Beginning Monday, April 4, the Robert B. Greenblatt, M.D. Library on the Health Sciences Campus at Augusta University will begin the second phase of a major renovation project that totals $4.9 million.
The new phase of the project includes plans for a new main entrance to the library from Laney-Walker Boulevard and doubles the number of group study spaces on the second floor to 12 (each with eight seats and a conference table). The renovation also features a one-stop shop for student support services, as well as creating the infrastructure for a future new dining option for students, faculty and staff.
“This significant investment in the Greenblatt Library on the medical campus demonstrates Augusta’s commitment to the vital space libraries provide for the university community,” said Brad Warren, Augusta University’s dean of libraries.
“The new entrance will establish a striking presence on Laney-Walker, allow for expanded access to essential services and increased seating and study options for our students. I am so excited to join Augusta at the beginning of this project and look forward to the positive impact it will make for our students, faculty, researchers and patients for years to come!”

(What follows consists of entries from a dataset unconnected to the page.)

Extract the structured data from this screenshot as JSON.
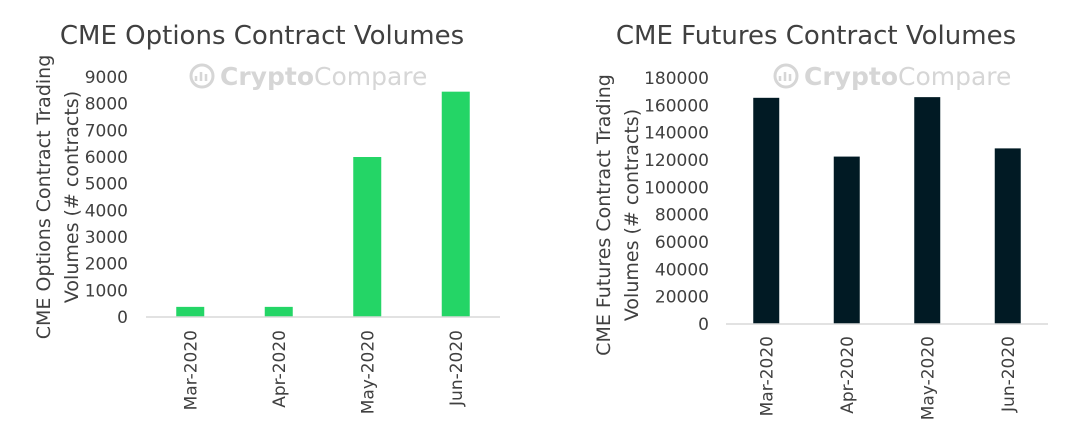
{
  "watermark": {
    "brand_a": "Crypto",
    "brand_b": "Compare",
    "icon": "cryptocompare-logo"
  },
  "chart_data": [
    {
      "type": "bar",
      "title": "CME Options Contract Volumes",
      "ylabel_lines": [
        "CME Options Contract Trading",
        "Volumes (# contracts)"
      ],
      "xlabel": "",
      "categories": [
        "Mar-2020",
        "Apr-2020",
        "May-2020",
        "Jun-2020"
      ],
      "values": [
        380,
        380,
        6000,
        8450
      ],
      "ylim": [
        0,
        9000
      ],
      "yticks": [
        0,
        1000,
        2000,
        3000,
        4000,
        5000,
        6000,
        7000,
        8000,
        9000
      ],
      "color": "#24d566",
      "grid": false,
      "legend": "none"
    },
    {
      "type": "bar",
      "title": "CME Futures Contract Volumes",
      "ylabel_lines": [
        "CME Futures Contract Trading",
        "Volumes (# contracts)"
      ],
      "xlabel": "",
      "categories": [
        "Mar-2020",
        "Apr-2020",
        "May-2020",
        "Jun-2020"
      ],
      "values": [
        165500,
        122500,
        166000,
        128500
      ],
      "ylim": [
        0,
        180000
      ],
      "yticks": [
        0,
        20000,
        40000,
        60000,
        80000,
        100000,
        120000,
        140000,
        160000,
        180000
      ],
      "color": "#011a24",
      "grid": false,
      "legend": "none"
    }
  ]
}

During the Greenblatt renovation project, which is scheduled to last through the fall of this year, the second floor will be closed to traffic by students, faculty and staff, but the functions will remain available. Those wishing to access the books and periodicals on the second floor will be able to do so by requesting materials from library staff.

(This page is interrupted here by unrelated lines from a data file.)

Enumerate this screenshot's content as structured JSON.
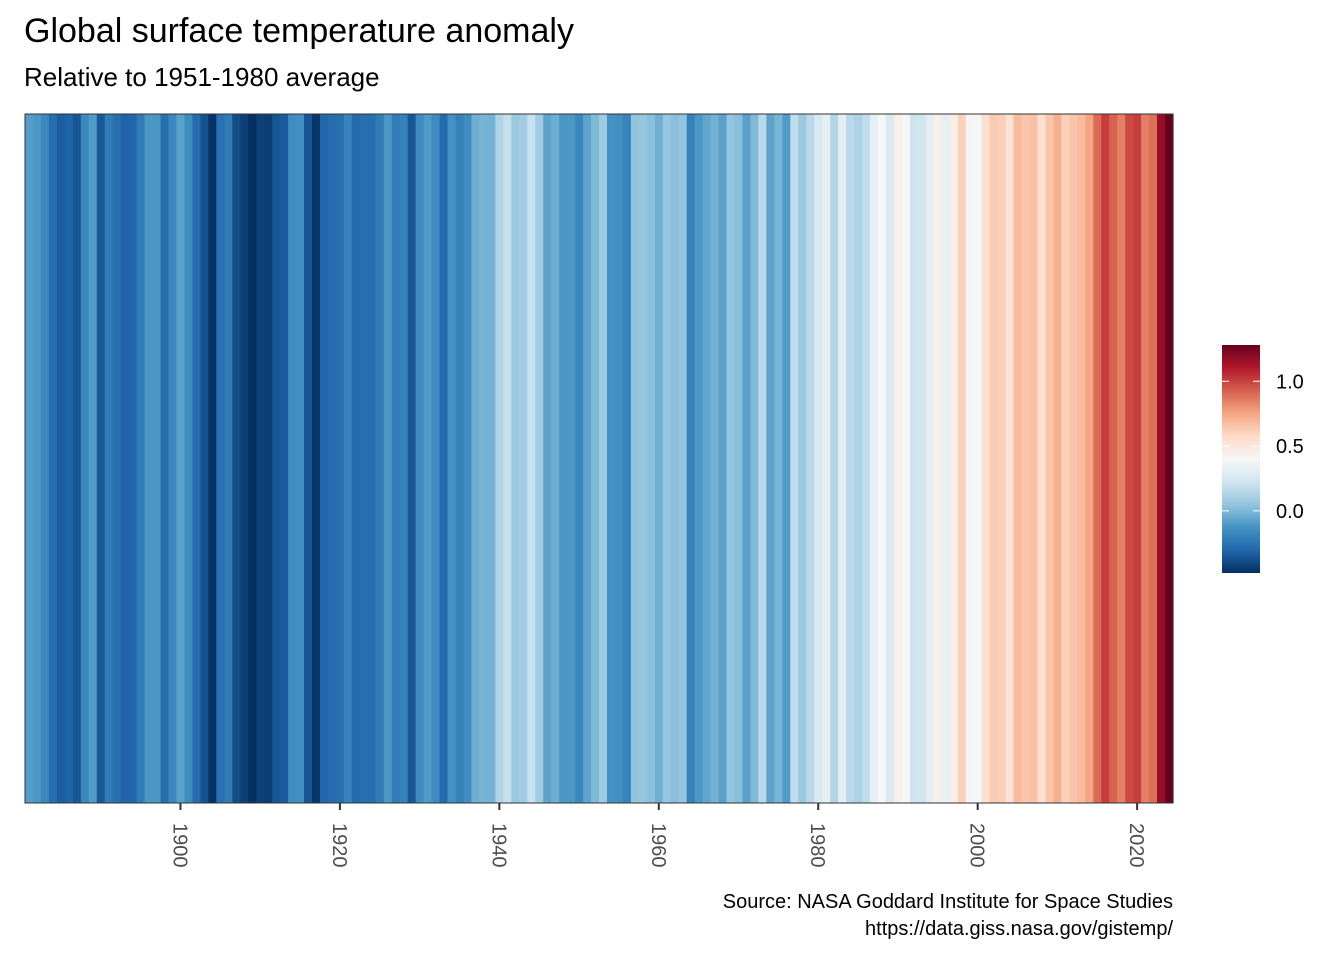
{
  "chart_data": {
    "type": "heatmap",
    "title": "Global surface temperature anomaly",
    "subtitle": "Relative to 1951-1980 average",
    "caption": [
      "Source: NASA Goddard Institute for Space Studies",
      "https://data.giss.nasa.gov/gistemp/"
    ],
    "xlabel": "",
    "ylabel": "",
    "x_start": 1881,
    "x_ticks": [
      1900,
      1920,
      1940,
      1960,
      1980,
      2000,
      2020
    ],
    "values": [
      -0.09,
      -0.11,
      -0.17,
      -0.28,
      -0.33,
      -0.31,
      -0.36,
      -0.17,
      -0.1,
      -0.35,
      -0.22,
      -0.27,
      -0.31,
      -0.3,
      -0.22,
      -0.11,
      -0.11,
      -0.27,
      -0.17,
      -0.08,
      -0.15,
      -0.28,
      -0.37,
      -0.47,
      -0.26,
      -0.22,
      -0.39,
      -0.43,
      -0.48,
      -0.43,
      -0.44,
      -0.36,
      -0.34,
      -0.15,
      -0.14,
      -0.36,
      -0.46,
      -0.3,
      -0.28,
      -0.27,
      -0.19,
      -0.29,
      -0.27,
      -0.27,
      -0.22,
      -0.11,
      -0.22,
      -0.2,
      -0.36,
      -0.16,
      -0.1,
      -0.16,
      -0.29,
      -0.13,
      -0.2,
      -0.15,
      -0.03,
      -0.01,
      -0.02,
      0.13,
      0.19,
      0.07,
      0.09,
      0.2,
      0.09,
      -0.07,
      -0.03,
      -0.11,
      -0.11,
      -0.17,
      -0.07,
      0.01,
      0.08,
      -0.13,
      -0.14,
      -0.19,
      0.05,
      0.06,
      0.03,
      -0.03,
      0.06,
      0.03,
      0.05,
      -0.2,
      -0.11,
      -0.06,
      -0.02,
      -0.08,
      0.05,
      0.03,
      -0.08,
      0.01,
      0.16,
      -0.07,
      -0.01,
      -0.1,
      0.18,
      0.07,
      0.16,
      0.26,
      0.32,
      0.14,
      0.31,
      0.16,
      0.12,
      0.18,
      0.32,
      0.39,
      0.27,
      0.45,
      0.4,
      0.22,
      0.23,
      0.31,
      0.45,
      0.33,
      0.46,
      0.61,
      0.38,
      0.39,
      0.54,
      0.63,
      0.62,
      0.53,
      0.68,
      0.64,
      0.66,
      0.54,
      0.65,
      0.72,
      0.61,
      0.65,
      0.68,
      0.75,
      0.9,
      1.01,
      0.92,
      0.85,
      0.98,
      1.01,
      0.85,
      0.89,
      1.17,
      1.28
    ],
    "color_scale": {
      "palette": [
        "#053061",
        "#2166AC",
        "#4393C3",
        "#92C5DE",
        "#D1E5F0",
        "#F7F7F7",
        "#FDDBC7",
        "#F4A582",
        "#D6604D",
        "#B2182B",
        "#67001F"
      ],
      "limits": [
        -0.48,
        1.28
      ]
    },
    "legend": {
      "position": "right",
      "ticks": [
        "0.0",
        "0.5",
        "1.0"
      ]
    }
  }
}
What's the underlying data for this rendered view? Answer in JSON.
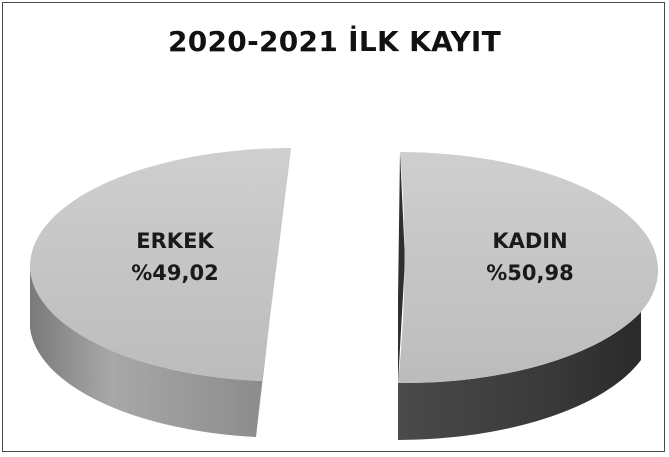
{
  "chart_data": {
    "type": "pie",
    "title": "2020-2021 İLK KAYIT",
    "slices": [
      {
        "name": "ERKEK",
        "value": 49.02,
        "label": "%49,02"
      },
      {
        "name": "KADIN",
        "value": 50.98,
        "label": "%50,98"
      }
    ],
    "exploded": true,
    "three_d": true,
    "colors": {
      "top": "#c4c4c4",
      "side": "#9a9a9a",
      "side_dark": "#3d3d3d"
    }
  }
}
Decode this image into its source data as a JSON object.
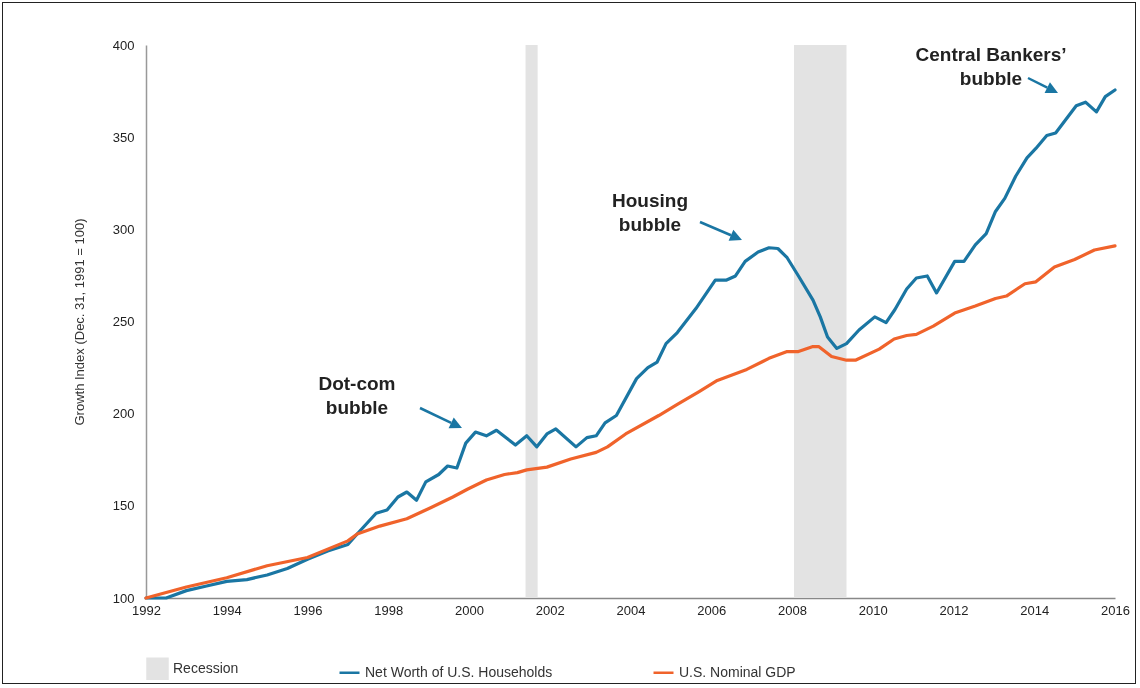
{
  "chart_data": {
    "type": "line",
    "ylabel": "Growth Index (Dec. 31, 1991 = 100)",
    "xlim": [
      1992,
      2016
    ],
    "ylim": [
      100,
      400
    ],
    "xticks": [
      1992,
      1994,
      1996,
      1998,
      2000,
      2002,
      2004,
      2006,
      2008,
      2010,
      2012,
      2014,
      2016
    ],
    "yticks": [
      100,
      150,
      200,
      250,
      300,
      350,
      400
    ],
    "grid": false,
    "legend": "bottom",
    "line_style": "solid",
    "bands": [
      {
        "axis": "x",
        "from": 2001.4,
        "to": 2001.7,
        "label": "Recession",
        "color": "#e3e3e3"
      },
      {
        "axis": "x",
        "from": 2008.05,
        "to": 2009.35,
        "color": "#e3e3e3"
      }
    ],
    "annotations": [
      "Dot-com\nbubble",
      "Housing\nbubble",
      "Central Bankers’\nbubble"
    ],
    "series": [
      {
        "name": "Net Worth of U.S. Households",
        "color": "#1a76a3",
        "x": [
          1992,
          1992.5,
          1993,
          1993.5,
          1994,
          1994.5,
          1995,
          1995.5,
          1996,
          1996.5,
          1997,
          1997.23,
          1997.7,
          1997.97,
          1998.24,
          1998.46,
          1998.7,
          1998.93,
          1999.25,
          1999.47,
          1999.7,
          1999.92,
          2000.16,
          2000.43,
          2000.68,
          2001.15,
          2001.43,
          2001.68,
          2001.93,
          2002.15,
          2002.65,
          2002.92,
          2003.15,
          2003.37,
          2003.65,
          2004.15,
          2004.43,
          2004.66,
          2004.88,
          2005.16,
          2005.62,
          2006.1,
          2006.38,
          2006.6,
          2006.84,
          2007.16,
          2007.43,
          2007.65,
          2007.88,
          2008.16,
          2008.52,
          2008.7,
          2008.88,
          2009.11,
          2009.35,
          2009.66,
          2010.05,
          2010.33,
          2010.55,
          2010.84,
          2011.08,
          2011.35,
          2011.58,
          2012.03,
          2012.26,
          2012.54,
          2012.81,
          2013.04,
          2013.27,
          2013.54,
          2013.82,
          2014.04,
          2014.31,
          2014.53,
          2015.04,
          2015.27,
          2015.54,
          2015.76,
          2016
        ],
        "values": [
          100,
          100,
          104,
          106.5,
          109,
          110,
          112.5,
          116,
          121,
          125.5,
          129,
          134.7,
          146,
          147.7,
          154.8,
          157.5,
          153,
          163,
          167,
          171.6,
          170.5,
          184,
          190,
          188,
          191,
          183,
          188,
          182,
          189,
          191.7,
          182,
          187,
          188,
          195,
          199,
          219,
          225,
          228,
          238,
          244,
          257,
          272.5,
          272.5,
          274.7,
          282.6,
          287.7,
          290,
          289.6,
          284.6,
          274.7,
          261.6,
          252.5,
          241.6,
          235.4,
          238,
          245.4,
          252.5,
          249.4,
          256.5,
          267.6,
          273.6,
          274.7,
          265.5,
          282.6,
          282.6,
          291.6,
          297.7,
          309.7,
          316.8,
          328.8,
          338.8,
          343.9,
          350.9,
          352.3,
          367,
          369,
          363.7,
          372,
          375.6
        ]
      },
      {
        "name": "U.S. Nominal GDP",
        "color": "#f0632b",
        "x": [
          1992,
          1993,
          1994,
          1995,
          1996,
          1997,
          1997.23,
          1997.79,
          1998.46,
          1999.05,
          1999.6,
          1999.96,
          2000.43,
          2000.88,
          2001.2,
          2001.43,
          2001.93,
          2002.52,
          2003.15,
          2003.43,
          2003.88,
          2004.7,
          2005.16,
          2005.7,
          2006.15,
          2006.88,
          2007.43,
          2007.88,
          2008.16,
          2008.52,
          2008.66,
          2008.98,
          2009.35,
          2009.57,
          2010.16,
          2010.53,
          2010.84,
          2011.08,
          2011.5,
          2012.03,
          2012.54,
          2013.04,
          2013.31,
          2013.77,
          2014.04,
          2014.5,
          2015,
          2015.49,
          2016
        ],
        "values": [
          100,
          106,
          111,
          117.5,
          122,
          131,
          134.7,
          139,
          143,
          149,
          154.8,
          159,
          164,
          167,
          168,
          169.5,
          171,
          175.4,
          179,
          182,
          189,
          199,
          205,
          212,
          218,
          224,
          230,
          233.7,
          233.7,
          236.4,
          236.4,
          231,
          229,
          229,
          235,
          240.5,
          242.4,
          243,
          247.5,
          254.6,
          258.4,
          262.5,
          263.8,
          270.5,
          271.5,
          279.6,
          283.6,
          288.8,
          291
        ]
      }
    ]
  }
}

To accommodate the need for study spaces during the project, there will be increased study areas and seating on the first floor.

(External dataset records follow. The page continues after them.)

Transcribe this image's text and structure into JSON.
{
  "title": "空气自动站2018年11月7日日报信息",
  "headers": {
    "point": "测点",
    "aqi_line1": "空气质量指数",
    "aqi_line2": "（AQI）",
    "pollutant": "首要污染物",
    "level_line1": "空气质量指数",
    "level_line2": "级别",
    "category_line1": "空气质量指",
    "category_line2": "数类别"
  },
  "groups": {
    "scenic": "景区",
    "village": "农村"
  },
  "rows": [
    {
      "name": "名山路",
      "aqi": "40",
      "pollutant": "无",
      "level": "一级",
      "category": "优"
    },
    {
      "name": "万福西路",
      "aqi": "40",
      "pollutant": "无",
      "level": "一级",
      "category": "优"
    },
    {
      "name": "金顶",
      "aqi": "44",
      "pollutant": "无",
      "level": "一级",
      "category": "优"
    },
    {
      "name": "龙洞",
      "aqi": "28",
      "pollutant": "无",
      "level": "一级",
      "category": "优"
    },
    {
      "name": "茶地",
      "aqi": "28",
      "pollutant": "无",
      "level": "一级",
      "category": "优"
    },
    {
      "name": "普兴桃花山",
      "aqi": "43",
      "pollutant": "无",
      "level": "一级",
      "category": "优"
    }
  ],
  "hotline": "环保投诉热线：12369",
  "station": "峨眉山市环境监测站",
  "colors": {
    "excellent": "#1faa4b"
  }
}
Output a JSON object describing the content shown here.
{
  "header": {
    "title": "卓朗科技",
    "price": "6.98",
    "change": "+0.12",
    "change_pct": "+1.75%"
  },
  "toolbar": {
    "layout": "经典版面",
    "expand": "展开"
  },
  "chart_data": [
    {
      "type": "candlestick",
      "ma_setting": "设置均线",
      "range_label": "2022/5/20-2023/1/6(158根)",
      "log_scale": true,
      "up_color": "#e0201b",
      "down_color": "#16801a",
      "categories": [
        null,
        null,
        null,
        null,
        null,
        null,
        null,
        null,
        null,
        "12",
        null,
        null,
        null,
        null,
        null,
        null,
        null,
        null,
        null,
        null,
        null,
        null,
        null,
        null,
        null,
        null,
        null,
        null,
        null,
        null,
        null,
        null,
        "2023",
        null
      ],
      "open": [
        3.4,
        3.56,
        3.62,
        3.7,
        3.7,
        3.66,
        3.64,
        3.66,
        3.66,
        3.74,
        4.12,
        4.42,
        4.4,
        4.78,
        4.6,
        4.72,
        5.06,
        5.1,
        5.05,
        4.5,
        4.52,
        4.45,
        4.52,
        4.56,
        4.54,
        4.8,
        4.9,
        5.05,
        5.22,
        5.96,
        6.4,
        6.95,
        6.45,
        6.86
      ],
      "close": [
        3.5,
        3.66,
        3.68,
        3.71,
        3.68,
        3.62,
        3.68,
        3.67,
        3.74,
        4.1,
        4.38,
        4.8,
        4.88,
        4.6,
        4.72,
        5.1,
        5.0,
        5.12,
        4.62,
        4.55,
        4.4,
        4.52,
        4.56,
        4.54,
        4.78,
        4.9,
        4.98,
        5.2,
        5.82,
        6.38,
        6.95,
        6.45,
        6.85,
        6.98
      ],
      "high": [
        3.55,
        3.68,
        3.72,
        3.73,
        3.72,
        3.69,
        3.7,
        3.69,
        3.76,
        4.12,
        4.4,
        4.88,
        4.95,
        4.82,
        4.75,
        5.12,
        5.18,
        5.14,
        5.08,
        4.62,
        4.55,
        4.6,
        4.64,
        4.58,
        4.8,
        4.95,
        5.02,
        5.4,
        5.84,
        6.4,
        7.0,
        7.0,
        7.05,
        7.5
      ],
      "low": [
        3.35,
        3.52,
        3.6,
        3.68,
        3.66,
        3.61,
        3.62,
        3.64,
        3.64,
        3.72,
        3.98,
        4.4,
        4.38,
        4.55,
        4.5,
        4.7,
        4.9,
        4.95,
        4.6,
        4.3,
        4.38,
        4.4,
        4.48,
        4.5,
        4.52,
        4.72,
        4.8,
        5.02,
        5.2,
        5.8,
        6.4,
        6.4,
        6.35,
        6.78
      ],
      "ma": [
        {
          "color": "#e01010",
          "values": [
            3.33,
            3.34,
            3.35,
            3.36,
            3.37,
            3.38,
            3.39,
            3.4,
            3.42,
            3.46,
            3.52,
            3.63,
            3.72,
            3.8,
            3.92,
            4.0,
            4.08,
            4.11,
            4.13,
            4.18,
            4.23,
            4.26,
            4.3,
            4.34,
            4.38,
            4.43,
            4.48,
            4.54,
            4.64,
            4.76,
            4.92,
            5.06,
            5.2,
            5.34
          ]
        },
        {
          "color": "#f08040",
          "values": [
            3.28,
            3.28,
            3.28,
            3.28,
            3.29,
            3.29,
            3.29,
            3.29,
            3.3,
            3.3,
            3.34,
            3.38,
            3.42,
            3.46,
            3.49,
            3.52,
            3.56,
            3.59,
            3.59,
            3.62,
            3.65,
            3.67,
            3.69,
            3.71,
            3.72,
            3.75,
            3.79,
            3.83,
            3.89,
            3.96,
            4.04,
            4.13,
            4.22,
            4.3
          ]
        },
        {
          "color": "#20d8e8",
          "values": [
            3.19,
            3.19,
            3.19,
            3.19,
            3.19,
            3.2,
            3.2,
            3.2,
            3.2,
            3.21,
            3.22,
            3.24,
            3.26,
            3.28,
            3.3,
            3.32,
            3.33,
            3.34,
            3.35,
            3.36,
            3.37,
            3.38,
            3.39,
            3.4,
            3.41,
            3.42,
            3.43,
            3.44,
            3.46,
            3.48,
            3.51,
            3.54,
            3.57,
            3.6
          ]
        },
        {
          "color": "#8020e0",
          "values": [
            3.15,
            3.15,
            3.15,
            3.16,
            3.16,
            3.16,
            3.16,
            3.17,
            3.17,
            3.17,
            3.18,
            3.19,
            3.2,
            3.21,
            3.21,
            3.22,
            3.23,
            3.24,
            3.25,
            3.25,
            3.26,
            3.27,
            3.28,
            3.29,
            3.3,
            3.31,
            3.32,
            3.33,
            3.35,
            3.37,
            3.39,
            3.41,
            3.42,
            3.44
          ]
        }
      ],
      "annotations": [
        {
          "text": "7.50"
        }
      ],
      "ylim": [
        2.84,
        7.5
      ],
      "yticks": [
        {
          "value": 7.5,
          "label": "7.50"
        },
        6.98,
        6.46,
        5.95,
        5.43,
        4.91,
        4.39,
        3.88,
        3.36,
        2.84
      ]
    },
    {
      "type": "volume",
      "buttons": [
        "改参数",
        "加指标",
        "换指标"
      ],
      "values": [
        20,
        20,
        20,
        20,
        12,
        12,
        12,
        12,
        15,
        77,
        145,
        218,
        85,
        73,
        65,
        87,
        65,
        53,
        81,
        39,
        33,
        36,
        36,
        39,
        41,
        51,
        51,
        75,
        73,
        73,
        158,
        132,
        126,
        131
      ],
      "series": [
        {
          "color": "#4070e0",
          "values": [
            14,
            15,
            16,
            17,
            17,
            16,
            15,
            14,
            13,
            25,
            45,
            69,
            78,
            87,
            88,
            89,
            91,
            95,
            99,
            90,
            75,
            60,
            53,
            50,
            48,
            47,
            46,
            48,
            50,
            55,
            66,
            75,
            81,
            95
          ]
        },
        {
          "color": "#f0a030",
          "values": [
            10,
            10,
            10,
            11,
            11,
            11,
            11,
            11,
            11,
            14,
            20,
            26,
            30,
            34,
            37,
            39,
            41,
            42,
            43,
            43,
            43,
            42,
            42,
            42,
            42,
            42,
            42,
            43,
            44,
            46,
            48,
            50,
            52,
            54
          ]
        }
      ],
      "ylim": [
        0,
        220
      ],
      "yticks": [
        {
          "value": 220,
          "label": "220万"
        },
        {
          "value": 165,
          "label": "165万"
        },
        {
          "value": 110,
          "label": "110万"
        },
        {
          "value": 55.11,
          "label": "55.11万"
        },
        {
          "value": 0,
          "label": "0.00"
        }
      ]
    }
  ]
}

As with any construction project, there will be noise, so the library staff will post progress updates on the Greenblatt blog, which can be accessed on the library’s web page.
Warren has extensive experience in the strategic planning and facilities development necessary to lead a research library. At the University of Cincinnati, he led the twofold expansion of seating and study options in the 24/7 space at the main library.
At Yale University, he co-led the team responsible for the $20 million Sterling Memorial Library Nave restoration project, implementing a radical redesign of library services and spaces.